I've recently struggled with what makes someone a "runner" and I know my friends and family have certainly wondered what would ever motivate someone to willingly put themselves through so much pain, but I think I'm starting to find some answers. I started running seriously about three years go, mostly as a great stress reliever and way to stay in shape for the other sports I enjoy. Over these three years I've slowly acquired some nice running gear (thank you South Boston Running Emporium and REI) and began to talk the runner's lingo, but was still hesitant to ever call myself a "runner". I have generally stayed away from races because in my mind they took something that was peaceful and relaxing (an evening run down by the beach after a stressful day at work) and turned it into something that consisted of a lot of pain during and after the race.
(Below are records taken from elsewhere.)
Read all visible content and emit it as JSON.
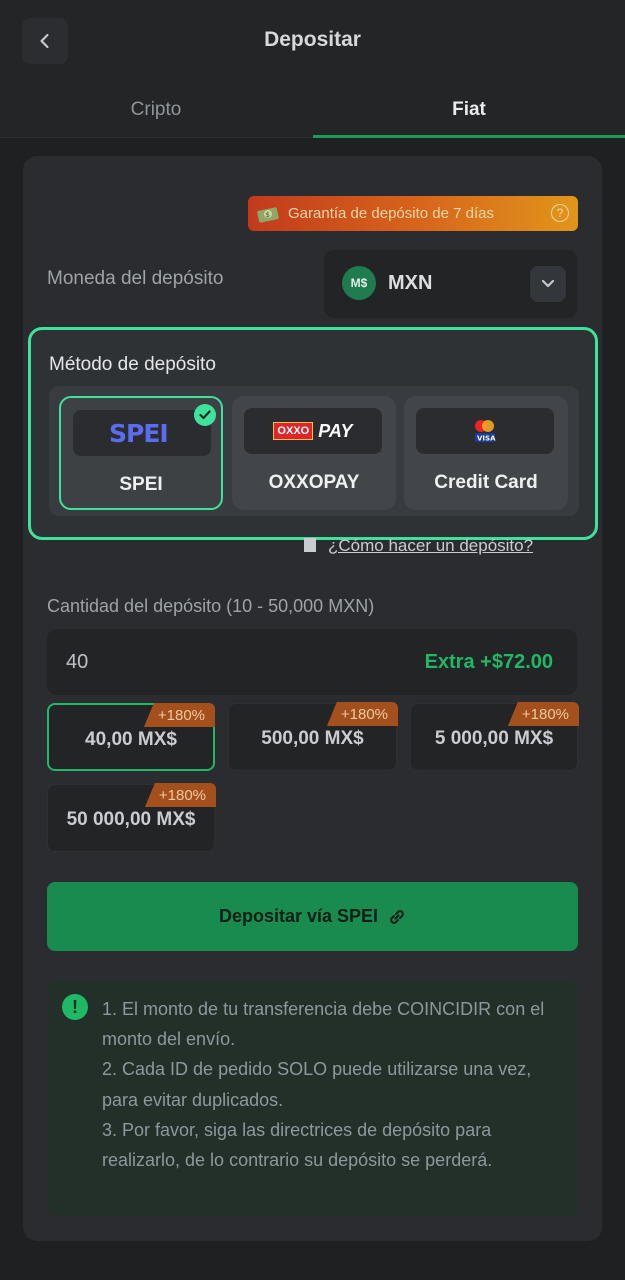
{
  "header": {
    "title": "Depositar"
  },
  "tabs": [
    {
      "label": "Cripto",
      "active": false
    },
    {
      "label": "Fiat",
      "active": true
    }
  ],
  "guarantee": {
    "text": "Garantía de depósito de 7 días",
    "help": "?"
  },
  "currency": {
    "label": "Moneda del depósito",
    "coin": "M$",
    "code": "MXN"
  },
  "method": {
    "title": "Método de depósito",
    "options": [
      {
        "label": "SPEI",
        "logo": "SPEI",
        "selected": true
      },
      {
        "label": "OXXOPAY",
        "logo_left": "OXXO",
        "logo_right": "PAY",
        "selected": false
      },
      {
        "label": "Credit Card",
        "logo": "VISA",
        "selected": false
      }
    ]
  },
  "howto": "¿Cómo hacer un depósito?",
  "amount": {
    "label": "Cantidad del depósito (10 - 50,000 MXN)",
    "value": "40",
    "extra": "Extra +$72.00",
    "presets": [
      {
        "value": "40,00 MX$",
        "badge": "+180%",
        "selected": true
      },
      {
        "value": "500,00 MX$",
        "badge": "+180%",
        "selected": false
      },
      {
        "value": "5 000,00 MX$",
        "badge": "+180%",
        "selected": false
      },
      {
        "value": "50 000,00 MX$",
        "badge": "+180%",
        "selected": false
      }
    ]
  },
  "deposit_button": "Depositar vía SPEI",
  "notice": {
    "lines": [
      "1. El monto de tu transferencia debe COINCIDIR con el monto del envío.",
      "2. Cada ID de pedido SOLO puede utilizarse una vez, para evitar duplicados.",
      "3. Por favor, siga las directrices de depósito para realizarlo, de lo contrario su depósito se perderá."
    ]
  },
  "colors": {
    "accent": "#3fe29a",
    "primary_green": "#1a8b4f",
    "extra_green": "#1fb865",
    "badge": "#a4501c",
    "background": "#1e2022"
  }
}
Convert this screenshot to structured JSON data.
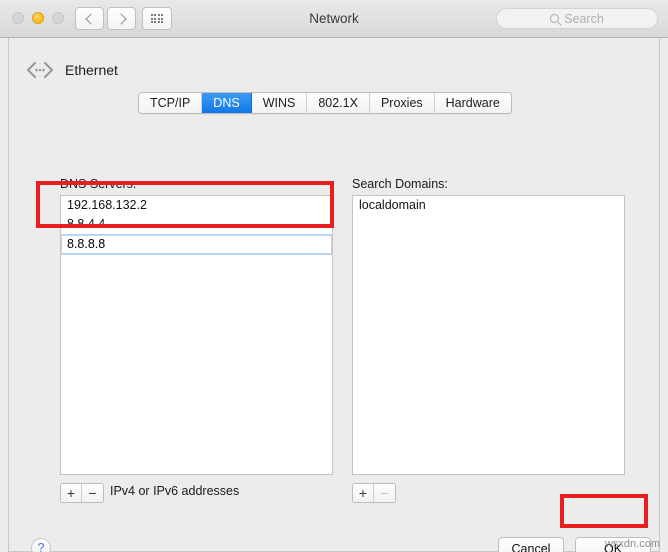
{
  "window": {
    "title": "Network",
    "traffic_lights": [
      {
        "name": "close",
        "state": "disabled"
      },
      {
        "name": "minimize",
        "state": "enabled"
      },
      {
        "name": "zoom",
        "state": "disabled"
      }
    ],
    "nav": {
      "back_icon": "chevron-left-icon",
      "forward_icon": "chevron-right-icon",
      "grid_icon": "show-all-grid-icon"
    },
    "search": {
      "placeholder": "Search",
      "value": "",
      "icon": "search-icon"
    }
  },
  "service": {
    "icon": "ethernet-icon",
    "name": "Ethernet"
  },
  "tabs": [
    {
      "label": "TCP/IP",
      "active": false
    },
    {
      "label": "DNS",
      "active": true
    },
    {
      "label": "WINS",
      "active": false
    },
    {
      "label": "802.1X",
      "active": false
    },
    {
      "label": "Proxies",
      "active": false
    },
    {
      "label": "Hardware",
      "active": false
    }
  ],
  "dns": {
    "label": "DNS Servers:",
    "servers": [
      {
        "value": "192.168.132.2",
        "selected": false,
        "editing": false
      },
      {
        "value": "8.8.4.4",
        "selected": false,
        "editing": false
      },
      {
        "value": "8.8.8.8",
        "selected": true,
        "editing": true
      }
    ],
    "add_label": "+",
    "remove_label": "−",
    "remove_disabled": false,
    "hint": "IPv4 or IPv6 addresses"
  },
  "search_domains": {
    "label": "Search Domains:",
    "domains": [
      {
        "value": "localdomain",
        "selected": false
      }
    ],
    "add_label": "+",
    "remove_label": "−",
    "remove_disabled": true
  },
  "footer": {
    "help_label": "?",
    "cancel_label": "Cancel",
    "ok_label": "OK"
  },
  "annotations": [
    {
      "name": "dns-entries-highlight",
      "color": "#e81f1f"
    },
    {
      "name": "ok-button-highlight",
      "color": "#e81f1f"
    }
  ],
  "watermark": "wsxdn.com"
}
So why mix something relaxing with a race that will only bring out my strong competitive tendencies and result in lots of pain?
This weekend I participated in the NH Reach the Beach team running relay race. Essentially, teams of 4-12 runners run 200 miles from the mountains of NH to the Atlantic Ocean in around 24 hours of non-stop running, a pretty crazy idea if you ask me. My team of 12 had a great time running and did far better than anticipated (17th out of 138 teams in our division!), but for me this race was meaningful because of what I learned: what it means to be a "runner" and that I now am willing to consider myself one.
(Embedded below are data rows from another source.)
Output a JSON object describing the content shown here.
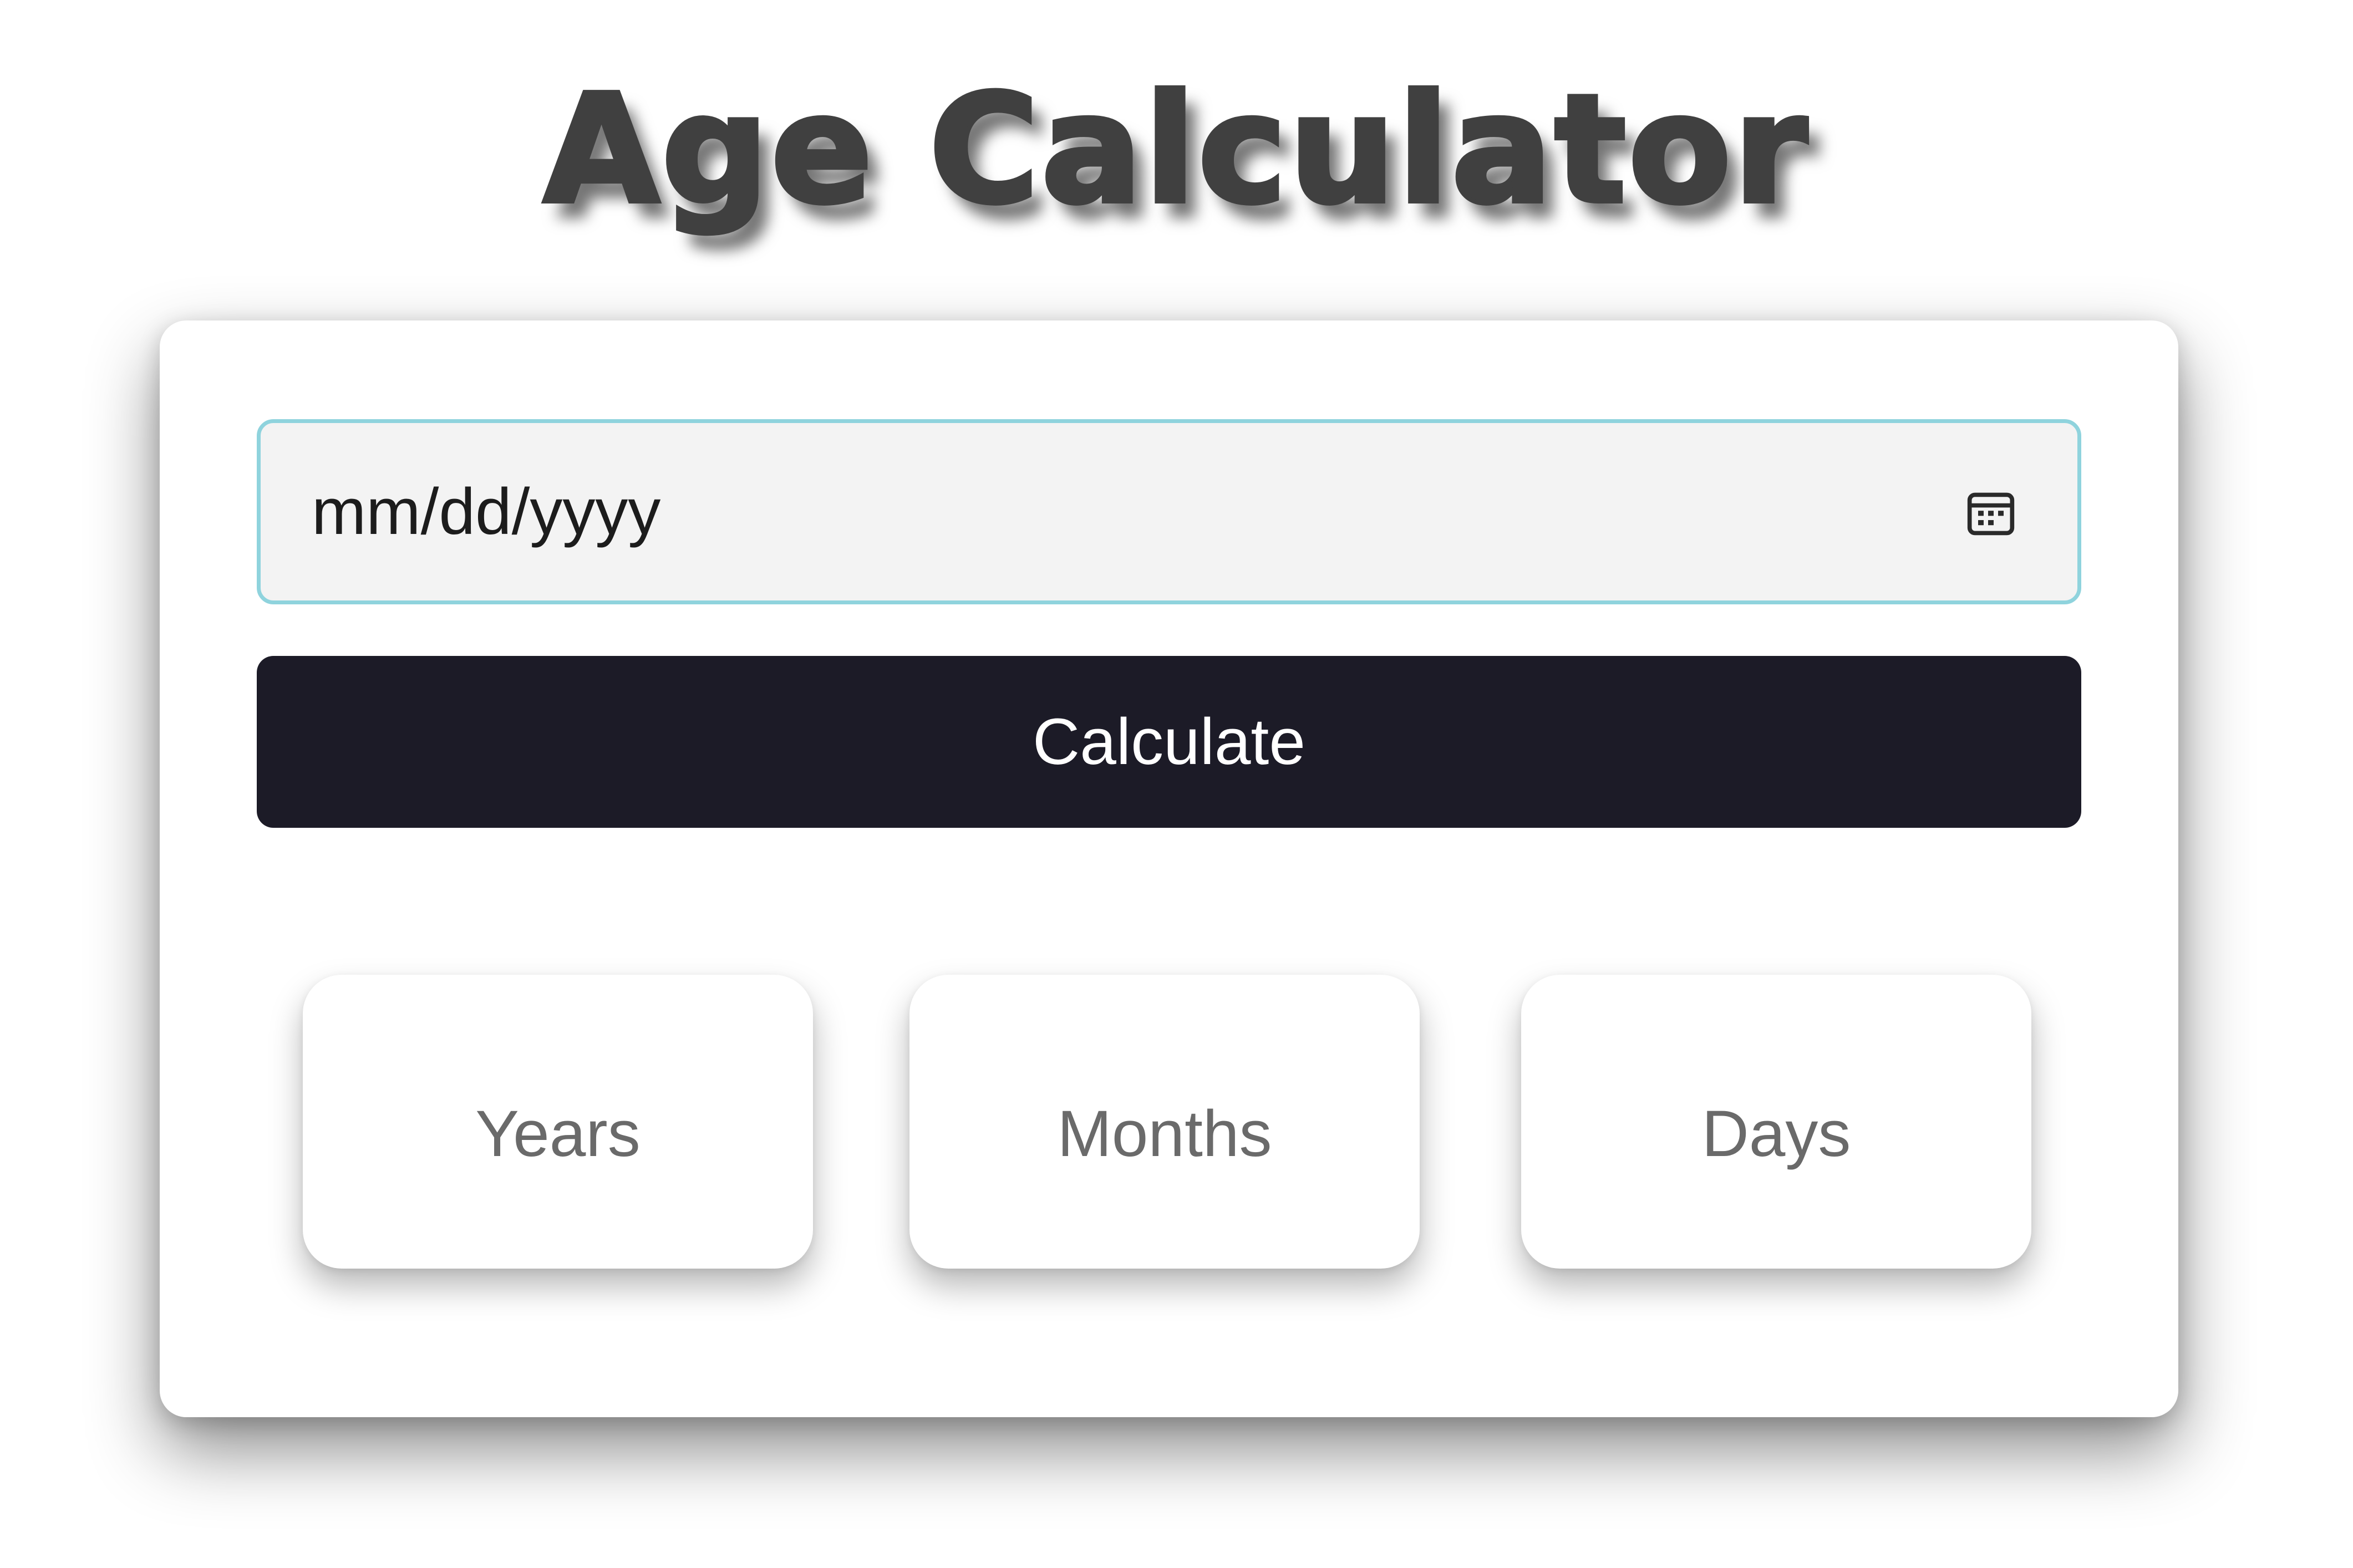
{
  "header": {
    "title": "Age Calculator"
  },
  "form": {
    "date_placeholder": "mm/dd/yyyy",
    "calendar_icon": "calendar-icon",
    "calculate_label": "Calculate"
  },
  "results": [
    {
      "label": "Years"
    },
    {
      "label": "Months"
    },
    {
      "label": "Days"
    }
  ],
  "colors": {
    "title": "#404040",
    "button_bg": "#1c1b27",
    "input_border": "#8fd3dd",
    "input_bg": "#f3f3f3",
    "result_text": "#6a6a6a"
  }
}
Unlike other sports I enjoy that have periods of rest and those with max exertion, running a race requires constant physical and mental exertion and in most cases lots of pain. Somewhere in my 2nd leg (~7 miles long), as I struggled through the pain of an injury I've been battling lately, I found myself finding even more from within to keep pushing myself harder to get that next "kill" (passing another runner). This strength didn't come from my teammates, the scoreboard, or the desire to impress anybody, but rather from the sick enjoyment I get from pushing my body to new extremes to see what it is capable of doing. Our bodies are unbelievable machines and I'm slowly realizing that if I take care of it I can push myself harder than I would have ever thought possible. The rush I get from fulfilling this inner desire is what makes races enjoyable and the pain tolerable. In my eyes it is what turns someone who simply enjoys running into a "runner". It also makes me aware of the fact that every runner (myself now included) is a little bit crazy.